Quanta cumplicidade pode existir entre mãe e filha! É algo que transcende as palavras, podendo se expressar muitas vezes num olhar, numa identificação ou num desejo.

Mas quem nunca se deparou com uma briga entre mãe e filha, seja assistindo, seja participando da cena, marcada por alto grau de dramaticidade?

Muitas vezes não há motivo para tal intensidade de sentimentos que envolvem desde raiva e agressividade, até mágoa e ressentimento, não excluindo cuidados, atenção e afeto.

Essa ambiguidade de sentimentos se dá pelo fato da mãe ter sido o primeiro amor da menina, porém, posteriormente, tornou-se a maior decepção que podia lhe acontecer. Segundo Freud, essa decepção é tão grande que a faz deslocar o amor que endereçava à mãe, para o pai.

A mãe, além de introduzir a criança na linguagem, também é aquela que, com ternura, cuida da higiene do bebê, despertando-lhe sensações que o levam a elegê-la como seu primeiro objeto amoroso.

Num primeiro momento, o bebê está ligado a sua mãe de forma simbiótica, não se percebendo como um ser separado dela. Mesmo após perceber esta separação, a mãe ocupará um lugar tão privilegiado em sua psique que tentará descobrir o que falta a ela, colocando-se no lugar desta falta, na tentativa de supri-la.

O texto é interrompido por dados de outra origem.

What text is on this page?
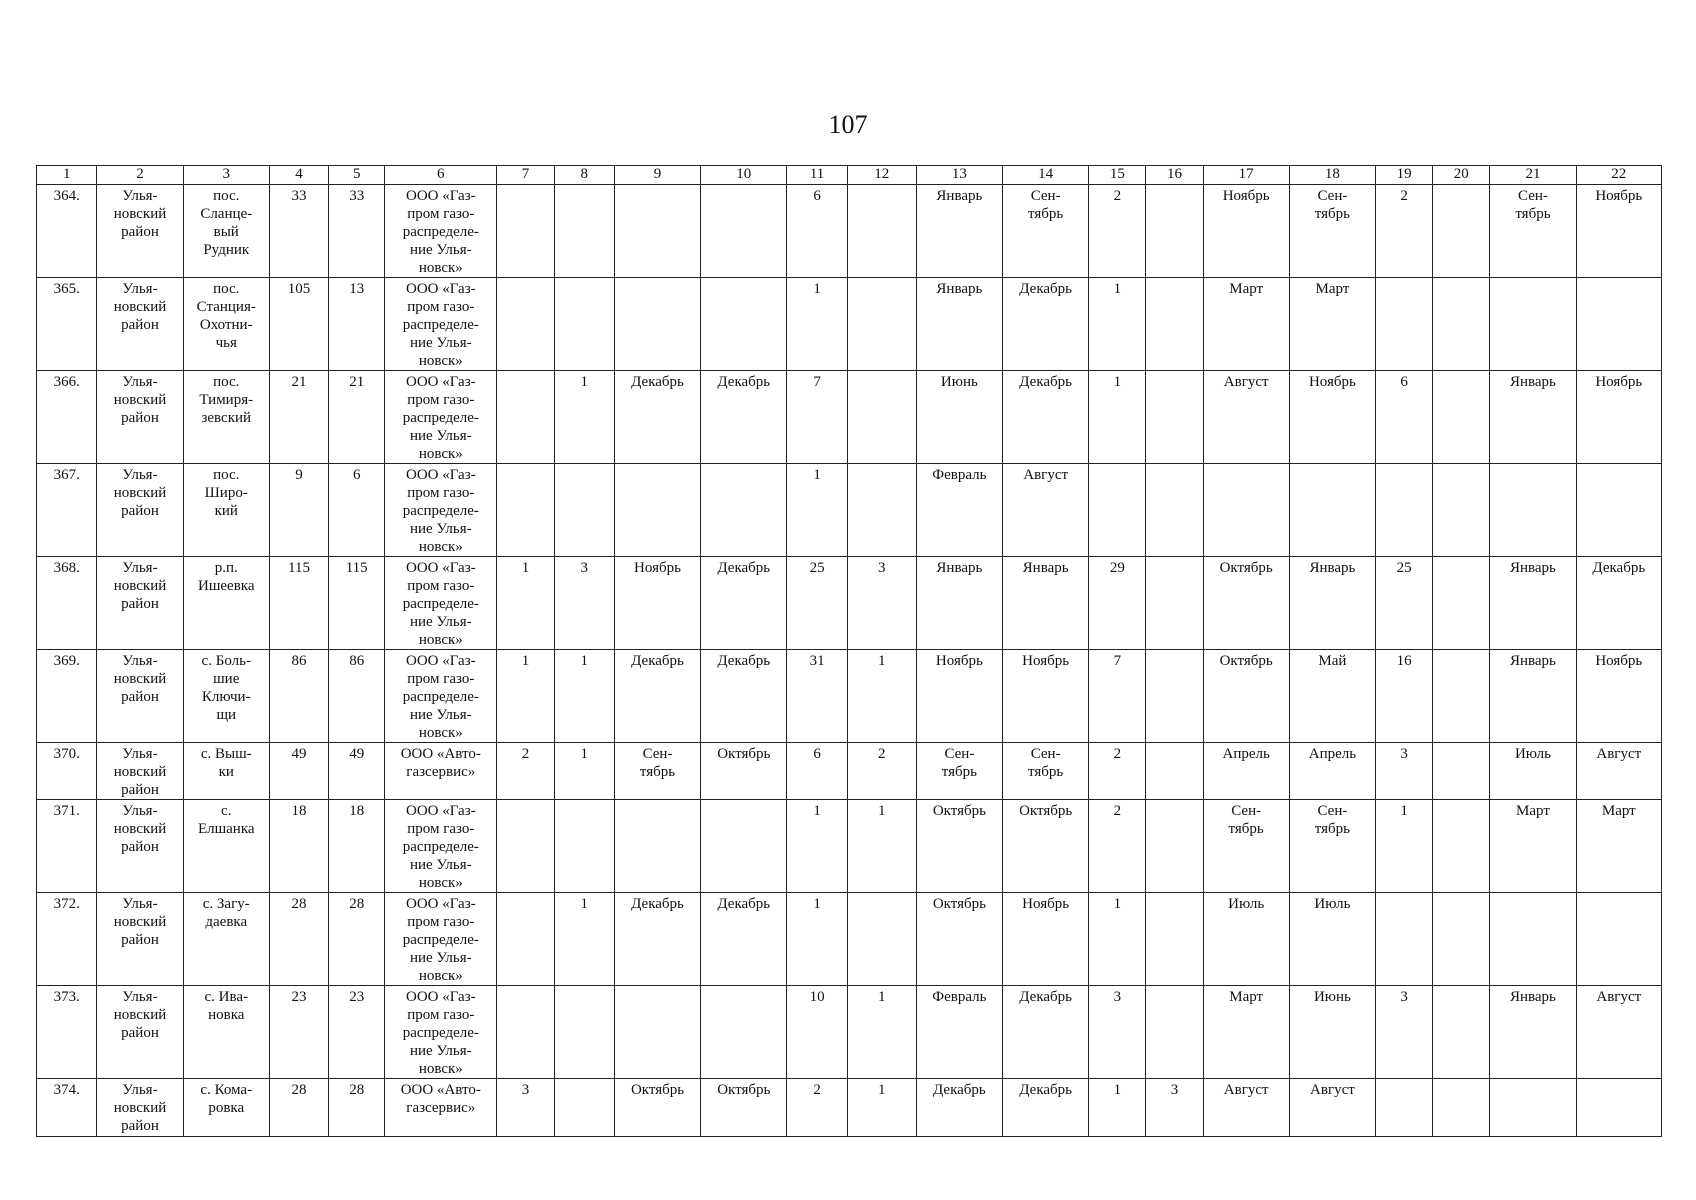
107
1	2	3	4	5	6	7	8	9	10	11	12	13	14	15	16	17	18	19	20	21	22
364.	Улья-
новский
район	пос.
Сланце-
вый
Рудник	33	33	ООО «Газ-
пром газо-
распределе-
ние Улья-
новск»					6		Январь	Сен-
тябрь	2		Ноябрь	Сен-
тябрь	2		Сен-
тябрь	Ноябрь
365.	Улья-
новский
район	пос.
Станция-
Охотни-
чья	105	13	ООО «Газ-
пром газо-
распределе-
ние Улья-
новск»					1		Январь	Декабрь	1		Март	Март				
366.	Улья-
новский
район	пос.
Тимиря-
зевский	21	21	ООО «Газ-
пром газо-
распределе-
ние Улья-
новск»		1	Декабрь	Декабрь	7		Июнь	Декабрь	1		Август	Ноябрь	6		Январь	Ноябрь
367.	Улья-
новский
район	пос.
Широ-
кий	9	6	ООО «Газ-
пром газо-
распределе-
ние Улья-
новск»					1		Февраль	Август								
368.	Улья-
новский
район	р.п.
Ишеевка	115	115	ООО «Газ-
пром газо-
распределе-
ние Улья-
новск»	1	3	Ноябрь	Декабрь	25	3	Январь	Январь	29		Октябрь	Январь	25		Январь	Декабрь
369.	Улья-
новский
район	с. Боль-
шие
Ключи-
щи	86	86	ООО «Газ-
пром газо-
распределе-
ние Улья-
новск»	1	1	Декабрь	Декабрь	31	1	Ноябрь	Ноябрь	7		Октябрь	Май	16		Январь	Ноябрь
370.	Улья-
новский
район	с. Выш-
ки	49	49	ООО «Авто-
газсервис»	2	1	Сен-
тябрь	Октябрь	6	2	Сен-
тябрь	Сен-
тябрь	2		Апрель	Апрель	3		Июль	Август
371.	Улья-
новский
район	с.
Елшанка	18	18	ООО «Газ-
пром газо-
распределе-
ние Улья-
новск»					1	1	Октябрь	Октябрь	2		Сен-
тябрь	Сен-
тябрь	1		Март	Март
372.	Улья-
новский
район	с. Загу-
даевка	28	28	ООО «Газ-
пром газо-
распределе-
ние Улья-
новск»		1	Декабрь	Декабрь	1		Октябрь	Ноябрь	1		Июль	Июль				
373.	Улья-
новский
район	с. Ива-
новка	23	23	ООО «Газ-
пром газо-
распределе-
ние Улья-
новск»					10	1	Февраль	Декабрь	3		Март	Июнь	3		Январь	Август
374.	Улья-
новский
район	с. Кома-
ровка	28	28	ООО «Авто-
газсервис»	3		Октябрь	Октябрь	2	1	Декабрь	Декабрь	1	3	Август	Август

Inspirado pela tragédia grega, Oedipus Rex, de Sófocles, Sigmund Freud descobriu, durante sua autoanálise, a correlação entre a tragédia e o pensamento psicanalítico, elaborando o Complexo de Édipo. Para Freud (2006a [1905], p.166), “parece, no entanto, que a vida sexual da criança costuma expressar-se numa forma acessível à observação por volta dos três ou quatro anos de idade”. O Complexo de Édipo é um conjunto de emoções ambivalentes, formado por desejos amorosos e hostis que uma criança, entre três e cinco anos de idade, vivencia em relação aos seus pais, no pico da fase fálica, fase na qual o órgão genital assume o papel principal.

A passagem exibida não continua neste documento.